Entretanto, embora estes indivíduos não sejam dotados de senso crítico, isso não significa que o resto do mundo também o seja. É possível estudar um tema do qual se discorda, ou suscitar o debate sobre um raciocínio sobre o qual se apresenta reservas. O documentário A Terra É Plana (2018) questiona o misticismo desprovido de fundamento científico, mas se interessa em investigar os motivos que levam pessoas sãs a acreditarem em algo tão absurdo. Taxi Driver (1976) não defende a violência e a vingança, embora apresente doses generosas de ambos. Já Bixa Travesty (2018) de fato defende a pluralidade de corpos e identidades, mas neste caso, o questionamento seria outro: por que existiria qualquer problema em defender maneiras distintas de existir em sociedade? Bom, vai explicar para Damares Alves que Mignonnes (2020) não defende o erotismo infantil, ainda que o aborde em imagens…
De fato, o cinema não é seu tema, ele não é seu gênero. Pensamentos progressistas podem dar origem a filmes reacionários (vide a filmografia de Dinesh D’Souza), enquanto pensamentos reacionários podem resultar em filmes progressistas (caso de Arquitetura da Destruição, 1989). O discurso, e por consequência o valor de um projeto, decorre diretamente de como o tema é abordado. Por qual ponto de vista aquele tema é representado?
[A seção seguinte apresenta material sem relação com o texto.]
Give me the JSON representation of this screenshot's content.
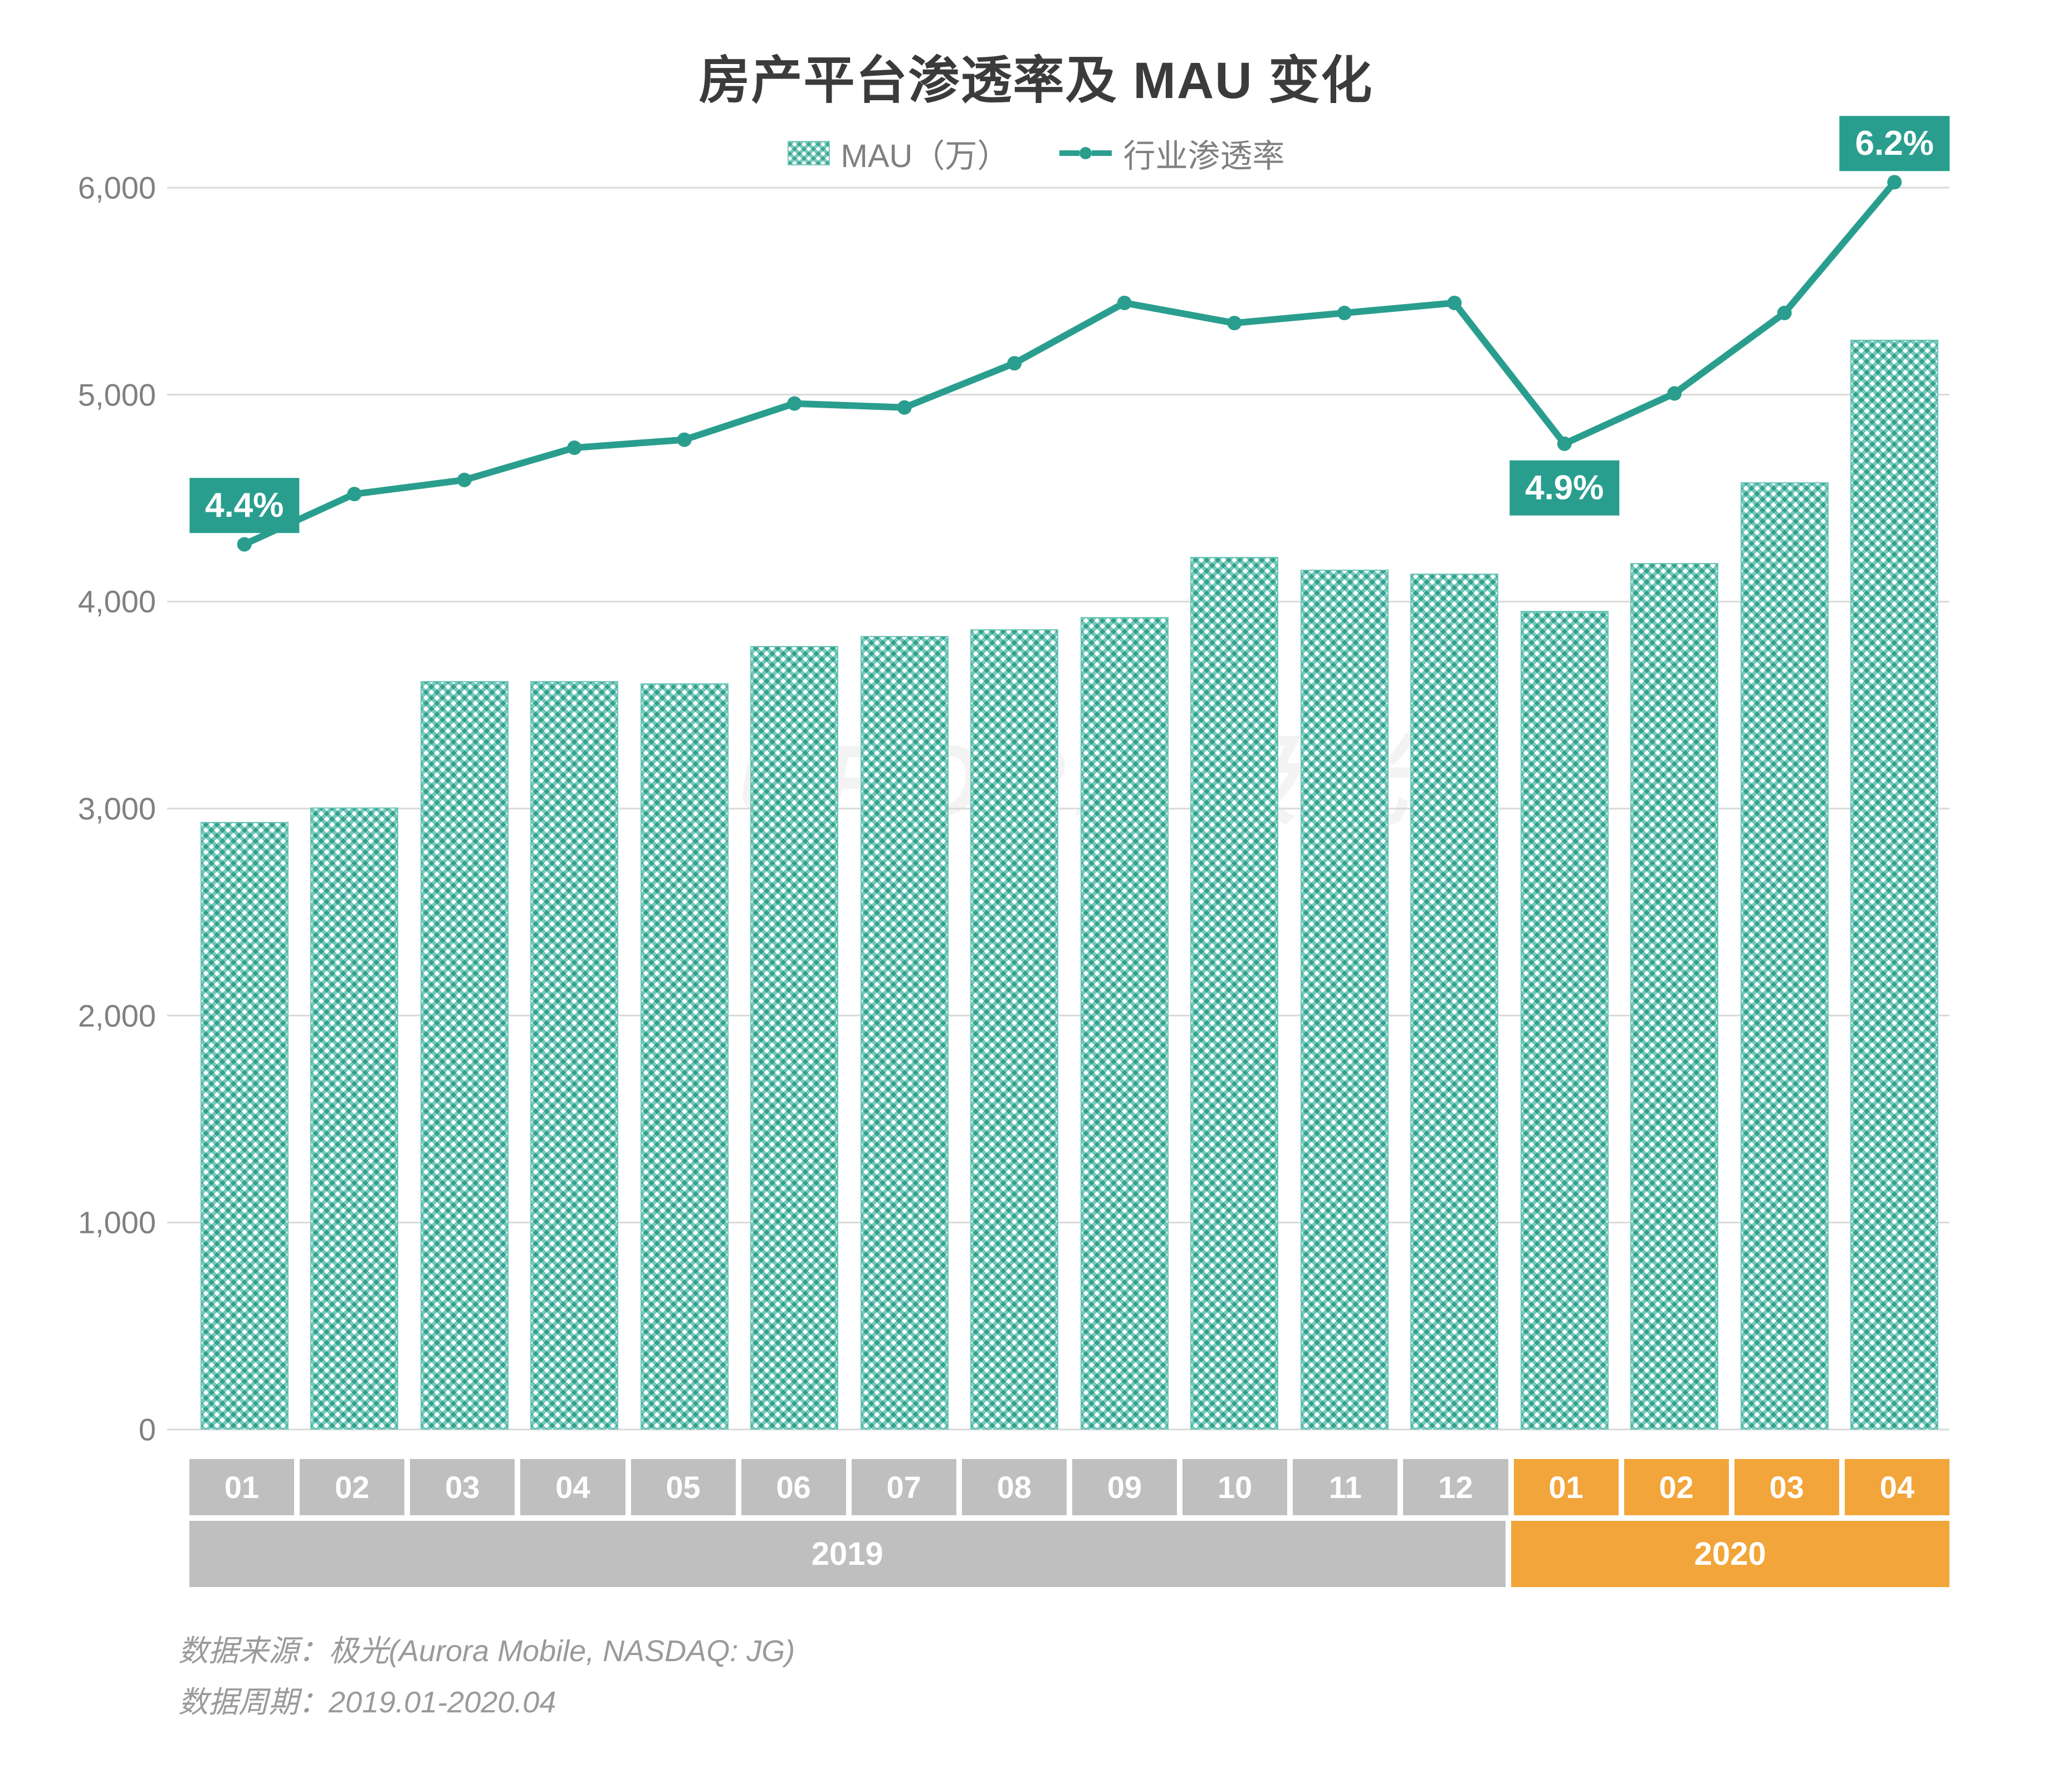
{
  "chart": {
    "type": "bar+line",
    "title": "房产平台渗透率及 MAU 变化",
    "title_fontsize": 92,
    "title_color": "#3b3b3b",
    "background_color": "#ffffff",
    "grid_color": "#d9d9d9",
    "watermark_text": "AURORA 极光",
    "legend": {
      "bar_label": "MAU（万）",
      "line_label": "行业渗透率",
      "font_color": "#808080",
      "font_size": 58
    },
    "y_axis": {
      "min": 0,
      "max": 6000,
      "tick_step": 1000,
      "ticks": [
        "0",
        "1,000",
        "2,000",
        "3,000",
        "4,000",
        "5,000",
        "6,000"
      ],
      "label_color": "#808080",
      "label_fontsize": 56
    },
    "x_axis": {
      "months": [
        "01",
        "02",
        "03",
        "04",
        "05",
        "06",
        "07",
        "08",
        "09",
        "10",
        "11",
        "12",
        "01",
        "02",
        "03",
        "04"
      ],
      "year_groups": [
        {
          "label": "2019",
          "span": 12,
          "color": "#bfbfbf"
        },
        {
          "label": "2020",
          "span": 4,
          "color": "#f2a53a"
        }
      ],
      "month_box_color_2019": "#bfbfbf",
      "month_box_color_2020": "#f2a53a",
      "text_color": "#ffffff",
      "font_size": 56
    },
    "series": {
      "mau": {
        "type": "bar",
        "unit": "万",
        "color": "#6cc6b8",
        "pattern": "crosshatch",
        "bar_width_ratio": 0.78,
        "values": [
          2930,
          3000,
          3610,
          3610,
          3600,
          3780,
          3830,
          3860,
          3920,
          4210,
          4150,
          4130,
          3950,
          4180,
          4570,
          5260
        ]
      },
      "penetration": {
        "type": "line",
        "unit": "%",
        "color": "#2a9e8e",
        "line_width": 12,
        "marker": "circle",
        "marker_size": 26,
        "values": [
          4.4,
          4.65,
          4.72,
          4.88,
          4.92,
          5.1,
          5.08,
          5.3,
          5.6,
          5.5,
          5.55,
          5.6,
          4.9,
          5.15,
          5.55,
          6.2
        ],
        "value_scale_to_y": 972,
        "callouts": [
          {
            "index": 0,
            "text": "4.4%"
          },
          {
            "index": 12,
            "text": "4.9%"
          },
          {
            "index": 15,
            "text": "6.2%"
          }
        ],
        "callout_bg": "#2a9e8e",
        "callout_text_color": "#ffffff",
        "callout_fontsize": 62
      }
    },
    "footnotes": {
      "source": "数据来源：极光(Aurora Mobile, NASDAQ: JG)",
      "period": "数据周期：2019.01-2020.04",
      "color": "#9a9a9a",
      "font_size": 54
    }
  }
}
Sob qual perspectiva? Por quem, e para quem? Como o olhar da direção se posiciona diante do espectador: enquanto professor, mestre, amigo, fã? Ele busca te convencer de algo? Vende uma ideia pronta, ou convida a um debate mais amplo? Através de quais ferramentas de luz, som, montagem, trilha sonora as ideias são apresentadas? Estas questões são fundamentais diante de qualquer obra de arte, percebidas enquanto veículos de comunicação.
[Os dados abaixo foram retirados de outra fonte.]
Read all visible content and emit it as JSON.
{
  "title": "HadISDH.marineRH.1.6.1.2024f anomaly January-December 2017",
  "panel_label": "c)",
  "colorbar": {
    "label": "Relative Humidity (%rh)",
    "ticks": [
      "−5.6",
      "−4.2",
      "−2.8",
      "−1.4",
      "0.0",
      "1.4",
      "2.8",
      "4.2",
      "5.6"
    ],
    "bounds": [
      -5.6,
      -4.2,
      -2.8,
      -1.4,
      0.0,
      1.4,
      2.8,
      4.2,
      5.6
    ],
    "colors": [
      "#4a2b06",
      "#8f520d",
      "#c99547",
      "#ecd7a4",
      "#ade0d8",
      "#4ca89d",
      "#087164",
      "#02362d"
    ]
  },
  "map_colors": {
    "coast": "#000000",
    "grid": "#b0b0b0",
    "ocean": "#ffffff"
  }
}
No caso de cinema, o diretor pode possuir intenções não concretizadas no resultado. Não há um significado único. Até hoje, Tropa de Elite (2007) é acusado de sustentar um discurso fascista, embora José Padilha e Wagner Moura jurem de pés juntos que o discurso se posiciona contra Capitão Nascimento e suas técnicas violentas. O que dizer então do público direitista que abraçou o justiceiro como um herói das causas brasileiras? A obra (e o criador) seria responsável pela interpretação feita a partir da mesma? Tais questionamentos nos levam a pensar o cinema enquanto elemento dinâmico: ele é composto por filmes, mas também por ideias, discursos e formas que mudam ao longo do tempo, tanto em feitura quanto em interpretação. Um travelling é questão de moral, dizia Godard. Uma linguagem em voga antigamente (os zooms dramáticos durante uma revelação bombástica, digamos) pareceria ridícula, mesmo cômica, nos dias de hoje.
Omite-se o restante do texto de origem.